Immobilienleasing

Immobilienleasing ist eine Art des Finanzierungsleasings. Leasinggegenstand sind bebaute und unbebaute Grundstücke.

Das Immobilienleasing dient in der Regel der Finanzierung gewerblich genutzter Immobilien. Dem Grundsatz nach unterscheiden sich Immobilienleasingverträge nicht von Leasingverträgen über Mobilien. Allerdings gibt es einige Besonderheiten in der Ausgestaltung.

Leasinggeber ist eine Objektgesellschaft.

Als Leasinggeber fungiert meistens eine für das Leasingobjekt gegründete Objektgesellschaft.

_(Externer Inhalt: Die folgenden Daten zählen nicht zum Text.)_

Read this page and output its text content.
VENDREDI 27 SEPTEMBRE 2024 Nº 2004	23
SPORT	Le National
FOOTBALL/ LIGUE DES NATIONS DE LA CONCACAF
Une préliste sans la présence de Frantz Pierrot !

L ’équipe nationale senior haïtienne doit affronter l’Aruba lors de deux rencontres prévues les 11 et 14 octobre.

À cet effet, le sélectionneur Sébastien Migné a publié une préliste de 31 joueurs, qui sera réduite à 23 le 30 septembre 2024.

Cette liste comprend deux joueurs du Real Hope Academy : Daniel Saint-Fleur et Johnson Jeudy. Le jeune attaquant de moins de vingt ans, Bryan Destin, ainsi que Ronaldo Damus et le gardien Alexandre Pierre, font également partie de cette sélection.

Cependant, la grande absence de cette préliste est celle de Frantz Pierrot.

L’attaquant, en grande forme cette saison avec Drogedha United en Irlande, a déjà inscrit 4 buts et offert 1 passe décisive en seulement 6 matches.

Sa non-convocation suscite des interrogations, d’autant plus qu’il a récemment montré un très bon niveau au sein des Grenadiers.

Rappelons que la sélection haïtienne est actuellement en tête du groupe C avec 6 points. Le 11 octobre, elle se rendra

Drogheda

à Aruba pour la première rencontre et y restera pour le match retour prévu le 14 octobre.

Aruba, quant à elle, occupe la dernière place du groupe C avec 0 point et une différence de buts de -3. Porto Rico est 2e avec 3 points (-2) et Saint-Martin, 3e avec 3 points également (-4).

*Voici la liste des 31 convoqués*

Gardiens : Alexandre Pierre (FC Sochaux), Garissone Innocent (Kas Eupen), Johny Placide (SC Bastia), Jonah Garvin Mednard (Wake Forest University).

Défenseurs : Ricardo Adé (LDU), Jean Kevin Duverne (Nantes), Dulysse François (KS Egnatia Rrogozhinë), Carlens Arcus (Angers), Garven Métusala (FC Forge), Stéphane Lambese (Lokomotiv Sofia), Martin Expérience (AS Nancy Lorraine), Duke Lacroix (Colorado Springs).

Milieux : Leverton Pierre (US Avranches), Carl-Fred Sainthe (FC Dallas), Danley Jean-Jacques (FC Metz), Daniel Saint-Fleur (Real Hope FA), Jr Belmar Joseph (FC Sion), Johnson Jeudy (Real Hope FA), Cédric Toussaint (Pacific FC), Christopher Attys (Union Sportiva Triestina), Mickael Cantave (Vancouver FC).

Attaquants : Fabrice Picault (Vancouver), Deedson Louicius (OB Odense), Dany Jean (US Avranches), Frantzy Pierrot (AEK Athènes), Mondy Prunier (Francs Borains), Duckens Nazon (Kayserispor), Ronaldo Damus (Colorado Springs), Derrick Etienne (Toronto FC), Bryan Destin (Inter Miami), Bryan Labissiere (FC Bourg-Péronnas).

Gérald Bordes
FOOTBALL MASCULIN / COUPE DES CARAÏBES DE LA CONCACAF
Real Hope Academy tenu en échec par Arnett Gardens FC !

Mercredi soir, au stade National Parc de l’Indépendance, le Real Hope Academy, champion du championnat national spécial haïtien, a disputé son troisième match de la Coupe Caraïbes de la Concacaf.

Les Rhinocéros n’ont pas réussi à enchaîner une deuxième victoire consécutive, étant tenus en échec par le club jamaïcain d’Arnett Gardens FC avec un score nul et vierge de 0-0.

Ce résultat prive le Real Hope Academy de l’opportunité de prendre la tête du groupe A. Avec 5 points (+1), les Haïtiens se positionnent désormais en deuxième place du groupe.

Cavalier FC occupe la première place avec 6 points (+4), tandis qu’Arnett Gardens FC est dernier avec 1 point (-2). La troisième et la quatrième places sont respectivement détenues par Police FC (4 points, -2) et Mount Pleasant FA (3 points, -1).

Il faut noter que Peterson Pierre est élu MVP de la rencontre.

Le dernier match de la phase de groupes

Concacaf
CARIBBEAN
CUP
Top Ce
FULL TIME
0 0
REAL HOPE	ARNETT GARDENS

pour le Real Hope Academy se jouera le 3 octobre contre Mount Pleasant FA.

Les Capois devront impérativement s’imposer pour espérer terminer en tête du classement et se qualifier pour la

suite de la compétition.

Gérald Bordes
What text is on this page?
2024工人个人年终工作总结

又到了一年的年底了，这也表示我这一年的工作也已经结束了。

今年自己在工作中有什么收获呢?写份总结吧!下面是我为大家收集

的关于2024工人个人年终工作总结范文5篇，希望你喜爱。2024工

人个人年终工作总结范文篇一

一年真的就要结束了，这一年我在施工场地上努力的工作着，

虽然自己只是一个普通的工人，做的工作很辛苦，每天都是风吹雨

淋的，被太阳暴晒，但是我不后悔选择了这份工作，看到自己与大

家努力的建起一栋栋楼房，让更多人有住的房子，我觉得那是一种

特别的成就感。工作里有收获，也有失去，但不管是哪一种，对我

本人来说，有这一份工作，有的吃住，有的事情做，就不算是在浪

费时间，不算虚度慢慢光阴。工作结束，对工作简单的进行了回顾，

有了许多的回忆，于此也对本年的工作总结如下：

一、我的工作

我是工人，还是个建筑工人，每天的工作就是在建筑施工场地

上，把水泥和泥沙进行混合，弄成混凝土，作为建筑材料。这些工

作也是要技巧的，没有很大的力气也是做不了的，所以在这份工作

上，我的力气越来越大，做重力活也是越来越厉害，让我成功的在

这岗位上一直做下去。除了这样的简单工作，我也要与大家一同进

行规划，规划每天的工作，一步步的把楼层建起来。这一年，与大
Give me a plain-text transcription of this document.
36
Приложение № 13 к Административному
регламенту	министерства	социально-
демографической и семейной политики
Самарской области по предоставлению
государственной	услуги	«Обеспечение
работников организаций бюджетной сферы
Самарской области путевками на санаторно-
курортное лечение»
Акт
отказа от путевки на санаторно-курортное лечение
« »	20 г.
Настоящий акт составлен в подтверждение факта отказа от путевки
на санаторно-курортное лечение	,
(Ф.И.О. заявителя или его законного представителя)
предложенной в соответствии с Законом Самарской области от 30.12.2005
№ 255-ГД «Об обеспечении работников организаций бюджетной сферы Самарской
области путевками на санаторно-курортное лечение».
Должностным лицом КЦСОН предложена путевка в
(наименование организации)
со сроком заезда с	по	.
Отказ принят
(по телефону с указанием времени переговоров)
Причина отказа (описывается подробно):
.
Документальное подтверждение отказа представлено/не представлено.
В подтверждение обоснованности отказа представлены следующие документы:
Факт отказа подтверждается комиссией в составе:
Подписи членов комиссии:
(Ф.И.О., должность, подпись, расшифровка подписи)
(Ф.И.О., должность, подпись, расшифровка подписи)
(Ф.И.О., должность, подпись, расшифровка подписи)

Gesellschafter dieser Objektgesellschaft ist die Leasing-Gesellschaft, sehr oft eine Bank oder eine von der Bank beherrschte Gesellschaft. Der Leasingnehmer kann ebenfalls Gesellschafter dieser Objektgesellschaft, auch Einzelobjektgesellschaft genannt, sein.

Alleiniger Zweck dieser Gesellschaft ist es, eine bestimmte Immobilie zu erwerben oder zu bebauen, zu finanzieren und zu verleasen. Der allein auf ein Leasingobjekt abgestellte Geschäftszweck gewährleistet im Interesse des Leasingnehmers, dass keine Risiken durch andere Geschäfte entstehen können. Solche Objektgesellschaften werden für das Immobilienleasing aber auch für Leasingverträge über Großmobilien genutzt.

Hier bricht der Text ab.